Par ailleurs, et même si ce n'est pas une nouveauté dans l'Hexagone, toutes les entreprises opérant sur le territoire de l'Union devront se doter d'un responsable des données personnelles « si elles traitent des données sensibles à grande échelle ou collectent des données sur les consommateurs ». Ces obligations sont assorties de sanctions renforcées, pouvant aller jusqu'à 4 % du chiffre d'affaires global de l'entreprise concernée. Soit, dans le cas des GAFA, une menace se chiffrant à plusieurs milliards de dollars. La sanction sera toutefois proportionnelle au préjudice, promet Bruxelles.
Un vote en 2016 et deux ans de transposition
Le texte, qui est désormais accompagné d'une directive facilitant les échanges de données entre les autorités des différents pays (lutte contre le terrorisme oblige), laissera aux Etats membres la liberté de fixer l'âge en dessous duquel toute ouverture de compte sur un réseau social devra passer par un accord parental. Mais l'Europe exigera que cette 'majorité en ligne' soit comprise entre 13 et 16 ans.

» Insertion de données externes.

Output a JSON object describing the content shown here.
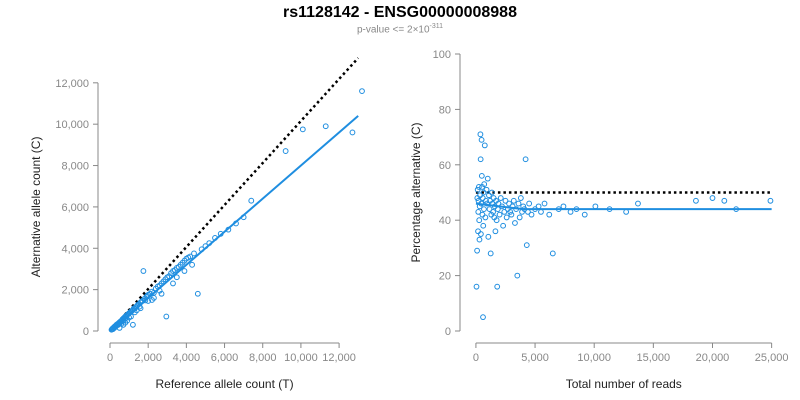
{
  "header": {
    "title": "rs1128142 - ENSG00000008988",
    "subtitle_prefix": "p-value <= 2",
    "subtitle_times": "×",
    "subtitle_base": "10",
    "subtitle_exp": "-311"
  },
  "colors": {
    "points": "#1f8ee0",
    "fit_line": "#1f8ee0",
    "reference_line": "#000000",
    "axis": "#888888"
  },
  "chart_data": [
    {
      "type": "scatter",
      "xlabel": "Reference allele count (T)",
      "ylabel": "Alternative allele count (C)",
      "xlim": [
        0,
        13200
      ],
      "ylim": [
        0,
        13200
      ],
      "xticks": [
        0,
        2000,
        4000,
        6000,
        8000,
        10000,
        12000
      ],
      "xtick_labels": [
        "0",
        "2,000",
        "4,000",
        "6,000",
        "8,000",
        "10,000",
        "12,000"
      ],
      "yticks": [
        0,
        2000,
        4000,
        6000,
        8000,
        10000,
        12000
      ],
      "ytick_labels": [
        "0",
        "2,000",
        "4,000",
        "6,000",
        "8,000",
        "10,000",
        "12,000"
      ],
      "fit_line": [
        [
          0,
          0
        ],
        [
          13000,
          10400
        ]
      ],
      "reference_line": [
        [
          0,
          0
        ],
        [
          13000,
          13200
        ]
      ],
      "points": [
        [
          80,
          60
        ],
        [
          120,
          110
        ],
        [
          150,
          90
        ],
        [
          200,
          180
        ],
        [
          220,
          140
        ],
        [
          250,
          220
        ],
        [
          280,
          200
        ],
        [
          300,
          260
        ],
        [
          320,
          240
        ],
        [
          350,
          310
        ],
        [
          380,
          280
        ],
        [
          400,
          340
        ],
        [
          430,
          300
        ],
        [
          450,
          380
        ],
        [
          480,
          350
        ],
        [
          500,
          420
        ],
        [
          520,
          380
        ],
        [
          550,
          460
        ],
        [
          600,
          480
        ],
        [
          620,
          520
        ],
        [
          650,
          560
        ],
        [
          700,
          600
        ],
        [
          720,
          520
        ],
        [
          750,
          650
        ],
        [
          800,
          700
        ],
        [
          820,
          620
        ],
        [
          850,
          740
        ],
        [
          900,
          780
        ],
        [
          950,
          820
        ],
        [
          1000,
          860
        ],
        [
          1050,
          900
        ],
        [
          1100,
          940
        ],
        [
          1150,
          980
        ],
        [
          1200,
          1020
        ],
        [
          1250,
          1100
        ],
        [
          1300,
          1080
        ],
        [
          1350,
          1150
        ],
        [
          1400,
          1200
        ],
        [
          1450,
          1250
        ],
        [
          1500,
          1300
        ],
        [
          1550,
          1180
        ],
        [
          1600,
          1380
        ],
        [
          1650,
          1420
        ],
        [
          1700,
          1460
        ],
        [
          1750,
          2900
        ],
        [
          1800,
          1550
        ],
        [
          1850,
          1480
        ],
        [
          1900,
          1650
        ],
        [
          1950,
          1700
        ],
        [
          2000,
          1750
        ],
        [
          2100,
          1800
        ],
        [
          2200,
          1900
        ],
        [
          2300,
          1850
        ],
        [
          2400,
          2050
        ],
        [
          2500,
          2150
        ],
        [
          2600,
          2200
        ],
        [
          2700,
          2300
        ],
        [
          2800,
          2400
        ],
        [
          2900,
          2500
        ],
        [
          3000,
          2600
        ],
        [
          2950,
          700
        ],
        [
          3100,
          2650
        ],
        [
          3200,
          2800
        ],
        [
          3300,
          2900
        ],
        [
          3400,
          2950
        ],
        [
          3500,
          3050
        ],
        [
          3600,
          3100
        ],
        [
          3700,
          3200
        ],
        [
          3800,
          3300
        ],
        [
          3900,
          3400
        ],
        [
          4000,
          3500
        ],
        [
          4100,
          3550
        ],
        [
          4200,
          3600
        ],
        [
          4400,
          3750
        ],
        [
          4600,
          1800
        ],
        [
          4800,
          3950
        ],
        [
          5000,
          4100
        ],
        [
          5200,
          4250
        ],
        [
          5500,
          4500
        ],
        [
          5800,
          4700
        ],
        [
          6200,
          4900
        ],
        [
          6600,
          5200
        ],
        [
          7000,
          5500
        ],
        [
          7400,
          6300
        ],
        [
          9200,
          8700
        ],
        [
          10100,
          9750
        ],
        [
          11300,
          9900
        ],
        [
          12700,
          9600
        ],
        [
          13200,
          11600
        ],
        [
          600,
          350
        ],
        [
          900,
          500
        ],
        [
          1100,
          700
        ],
        [
          1300,
          900
        ],
        [
          1600,
          1100
        ],
        [
          2000,
          1450
        ],
        [
          2300,
          1600
        ],
        [
          2600,
          1950
        ],
        [
          3300,
          2300
        ],
        [
          3900,
          2900
        ],
        [
          500,
          150
        ],
        [
          700,
          300
        ],
        [
          1000,
          650
        ],
        [
          1400,
          1000
        ],
        [
          1200,
          300
        ],
        [
          800,
          400
        ],
        [
          2200,
          1500
        ],
        [
          2700,
          1800
        ],
        [
          3500,
          2600
        ],
        [
          4300,
          3200
        ]
      ]
    },
    {
      "type": "scatter",
      "xlabel": "Total number of reads",
      "ylabel": "Percentage alternative (C)",
      "xlim": [
        -500,
        25200
      ],
      "ylim": [
        0,
        100
      ],
      "xticks": [
        0,
        5000,
        10000,
        15000,
        20000,
        25000
      ],
      "xtick_labels": [
        "0",
        "5,000",
        "10,000",
        "15,000",
        "20,000",
        "25,000"
      ],
      "yticks": [
        0,
        20,
        40,
        60,
        80,
        100
      ],
      "ytick_labels": [
        "0",
        "20",
        "40",
        "60",
        "80",
        "100"
      ],
      "fit_line": [
        [
          0,
          46
        ],
        [
          4000,
          44
        ],
        [
          25000,
          44
        ]
      ],
      "reference_line": [
        [
          0,
          50
        ],
        [
          25000,
          50
        ]
      ],
      "points": [
        [
          50,
          16
        ],
        [
          100,
          29
        ],
        [
          120,
          48
        ],
        [
          150,
          51
        ],
        [
          180,
          36
        ],
        [
          200,
          43
        ],
        [
          220,
          47
        ],
        [
          250,
          52
        ],
        [
          280,
          40
        ],
        [
          300,
          33
        ],
        [
          320,
          45
        ],
        [
          350,
          49
        ],
        [
          380,
          71
        ],
        [
          400,
          62
        ],
        [
          420,
          35
        ],
        [
          450,
          46
        ],
        [
          480,
          69
        ],
        [
          500,
          56
        ],
        [
          520,
          52
        ],
        [
          550,
          42
        ],
        [
          580,
          48
        ],
        [
          600,
          5
        ],
        [
          620,
          38
        ],
        [
          650,
          50
        ],
        [
          680,
          44
        ],
        [
          700,
          53
        ],
        [
          750,
          67
        ],
        [
          800,
          41
        ],
        [
          850,
          47
        ],
        [
          900,
          51
        ],
        [
          950,
          46
        ],
        [
          1000,
          55
        ],
        [
          1050,
          34
        ],
        [
          1100,
          49
        ],
        [
          1150,
          44
        ],
        [
          1200,
          47
        ],
        [
          1250,
          28
        ],
        [
          1300,
          42
        ],
        [
          1350,
          50
        ],
        [
          1400,
          46
        ],
        [
          1450,
          43
        ],
        [
          1500,
          48
        ],
        [
          1550,
          41
        ],
        [
          1600,
          45
        ],
        [
          1650,
          36
        ],
        [
          1700,
          47
        ],
        [
          1750,
          40
        ],
        [
          1800,
          16
        ],
        [
          1850,
          44
        ],
        [
          1900,
          46
        ],
        [
          2000,
          42
        ],
        [
          2100,
          48
        ],
        [
          2200,
          45
        ],
        [
          2300,
          38
        ],
        [
          2400,
          43
        ],
        [
          2500,
          47
        ],
        [
          2600,
          41
        ],
        [
          2700,
          44
        ],
        [
          2800,
          46
        ],
        [
          2900,
          43
        ],
        [
          3000,
          42
        ],
        [
          3100,
          45
        ],
        [
          3200,
          47
        ],
        [
          3300,
          39
        ],
        [
          3400,
          44
        ],
        [
          3500,
          20
        ],
        [
          3600,
          46
        ],
        [
          3700,
          41
        ],
        [
          3800,
          48
        ],
        [
          3900,
          43
        ],
        [
          4000,
          45
        ],
        [
          4100,
          44
        ],
        [
          4200,
          62
        ],
        [
          4300,
          31
        ],
        [
          4400,
          43
        ],
        [
          4500,
          46
        ],
        [
          4700,
          42
        ],
        [
          5000,
          44
        ],
        [
          5300,
          45
        ],
        [
          5500,
          43
        ],
        [
          5800,
          46
        ],
        [
          6200,
          42
        ],
        [
          6500,
          28
        ],
        [
          7000,
          44
        ],
        [
          7400,
          45
        ],
        [
          8000,
          43
        ],
        [
          8500,
          44
        ],
        [
          9200,
          42
        ],
        [
          10100,
          45
        ],
        [
          11300,
          44
        ],
        [
          12700,
          43
        ],
        [
          13700,
          46
        ],
        [
          18600,
          47
        ],
        [
          20000,
          48
        ],
        [
          21000,
          47
        ],
        [
          22000,
          44
        ],
        [
          24900,
          47
        ]
      ]
    }
  ]
}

Si le texte demande de sérieuses adaptations aux entreprises américaines - on pense en particulier aux réseaux sociaux comme Facebook ou Instagram ou aux services de Cloud comme Amazon ou Google -, elles disposent encore d'un délai confortable pour évoluer. Une fois le compromis adopté mardi soir approuvé en commission, il doit être voté par le Parlement en 2016. Passé cette étape, chaque Etat membre disposera alors de deux ans pour mettre en conformité leur législation respective. Même si son statut de règlement fait qu'il s'imposera automatiquement, dans deux ans, à tous les pays de l'Union et que sa transposition en droit national ne peut aboutir à des standards de protection de données inférieurs à ceux qu'il instaure.